Ivory John D, Vellinga Akke, O'Gara James, Gethin Georgina
School of Nursing & Midwifery, National University of Ireland, Galway, Galway, Galway, H91TK33, Ireland.
Alliance for Research & Innovation in Wounds (ARIW), National University of Ireland, Galway, Galway, Galway, H91TK33, Ireland.
HRB Open Res. 2021 Nov 23;4:71. doi: 10.12688/hrbopenres.13300.2. eCollection 2021.
Wound healing is characterised by haemostatic, inflammatory, proliferative and remodelling phases. In the presence of comorbidities such as diabetes, healing can stall and chronic wounds may result. Infection is detrimental to these wounds and associated with poor outcomes. Wounds are contaminated with microbes and debris, and factors such as host resistance, bacterial virulence, species synergy and bioburden determine whether a wound will deteriorate to critically colonised/infected states. Biofilms are sessile microbial communities, exhibiting high-level antibiotic tolerance and resistance to host defences. Biofilm in critically colonised wounds can contribute to delayed healing. Little is known about clinical presentation and diagnosis of wound biofilms. To identify from the literature clinical signs, symptoms and biomarkers that may indicate biofilm presence in chronic wounds. This review will be guided by the Preferred Reporting Items for Systematic Reviews extension for Scoping Reviews (PRISMA-ScR), and the Joanna Briggs Institute Manual for Evidence Synthesis. Studies of any design in any language recruiting adult patients with venous, diabetic, pressure or mixed arterial-venous ulcers and reporting data on clinical signs/symptoms of biofilm are eligible. Searches of Medline, Embase, CINAHL, Cochrane Central and BASE will be conducted from inception to present. Reference scanning and contact with content experts will be employed. Title/abstract screening and full text selection will be executed by two reviewers independently. Discrepancies will be resolved by discussion between reviewers or through third party intervention. Data will be extracted by a single reviewer and verified by a second. Clinical signs and symptoms data will be presented in terms of study design, setting and participant demographic data. Understanding biofilm impact on chronic wounds is inconsistent and based largely on research. This work will consolidate clinical signs, symptoms and biomarkers of biofilm in chronic wounds reported in the literature.

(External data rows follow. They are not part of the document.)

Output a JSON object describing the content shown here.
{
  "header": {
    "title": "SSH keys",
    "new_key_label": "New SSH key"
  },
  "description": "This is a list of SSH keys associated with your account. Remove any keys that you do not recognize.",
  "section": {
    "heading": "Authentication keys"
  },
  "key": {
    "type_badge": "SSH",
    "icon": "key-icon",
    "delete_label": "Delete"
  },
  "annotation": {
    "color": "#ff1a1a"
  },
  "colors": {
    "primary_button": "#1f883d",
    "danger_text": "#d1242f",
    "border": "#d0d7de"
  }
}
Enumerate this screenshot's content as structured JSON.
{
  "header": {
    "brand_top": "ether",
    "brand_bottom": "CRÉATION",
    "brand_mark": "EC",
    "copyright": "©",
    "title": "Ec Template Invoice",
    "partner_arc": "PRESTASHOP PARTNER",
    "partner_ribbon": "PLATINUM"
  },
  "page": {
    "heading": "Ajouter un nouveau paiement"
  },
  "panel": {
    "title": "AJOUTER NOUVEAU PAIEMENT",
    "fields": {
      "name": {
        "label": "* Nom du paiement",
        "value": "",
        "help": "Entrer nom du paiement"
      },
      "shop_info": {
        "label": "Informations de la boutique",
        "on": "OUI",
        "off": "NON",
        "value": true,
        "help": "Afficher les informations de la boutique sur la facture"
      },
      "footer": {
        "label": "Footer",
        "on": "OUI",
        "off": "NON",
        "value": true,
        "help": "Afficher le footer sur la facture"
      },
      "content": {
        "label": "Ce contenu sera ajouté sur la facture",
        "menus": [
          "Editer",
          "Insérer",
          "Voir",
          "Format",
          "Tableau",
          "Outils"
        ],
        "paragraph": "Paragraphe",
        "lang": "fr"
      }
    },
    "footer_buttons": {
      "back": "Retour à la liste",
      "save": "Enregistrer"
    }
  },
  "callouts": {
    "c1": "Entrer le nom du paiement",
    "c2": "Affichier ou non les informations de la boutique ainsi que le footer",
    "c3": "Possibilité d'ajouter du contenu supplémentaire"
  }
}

伤口愈合具有止血、炎症、增殖和重塑阶段。在存在糖尿病等合并症的情况下,愈合可能会停滞,进而可能导致慢性伤口。感染对这些伤口有害,并与不良预后相关。伤口被微生物和碎片污染,宿主抵抗力、细菌毒力、物种协同作用和生物负荷等因素决定了伤口是否会恶化为严重定植/感染状态。生物膜是固着的微生物群落,表现出高水平的抗生素耐受性和对宿主防御的抗性。严重定植伤口中的生物膜会导致愈合延迟。关于伤口生物膜的临床表现和诊断知之甚少。旨在从文献中识别可能表明慢性伤口中存在生物膜的临床体征、症状和生物标志物。本综述将遵循系统评价扩展版的首选报告项目(PRISMA-ScR)以及乔安娜·布里格斯循证综合手册。招募患有静脉性、糖尿病性、压力性或动静脉混合性溃疡的成年患者并报告生物膜临床体征/症状数据的任何语言、任何设计的研究均符合条件。将从创刊到现在对医学索引数据库(Medline)、荷兰医学文摘数据库(Embase)、护理学与健康领域数据库(CINAHL)、考克兰中心对照试验注册库(Cochrane Central)和德国比勒费尔德学术搜索引擎(BASE)进行检索。将采用参考文献扫描并与内容专家联系。标题/摘要筛选和全文选择将由两名评审员独立进行。分歧将通过评审员之间的讨论或第三方干预来解决。数据将由一名评审员提取并由另一名评审员核实。临床体征和症状数据将根据研究设计、环境和参与者人口统计学数据进行呈现。对生物膜对慢性伤口影响的理解并不一致,且很大程度上基于研究。这项工作将整合文献中报道的慢性伤口生物膜的临床体征、症状和生物标志物。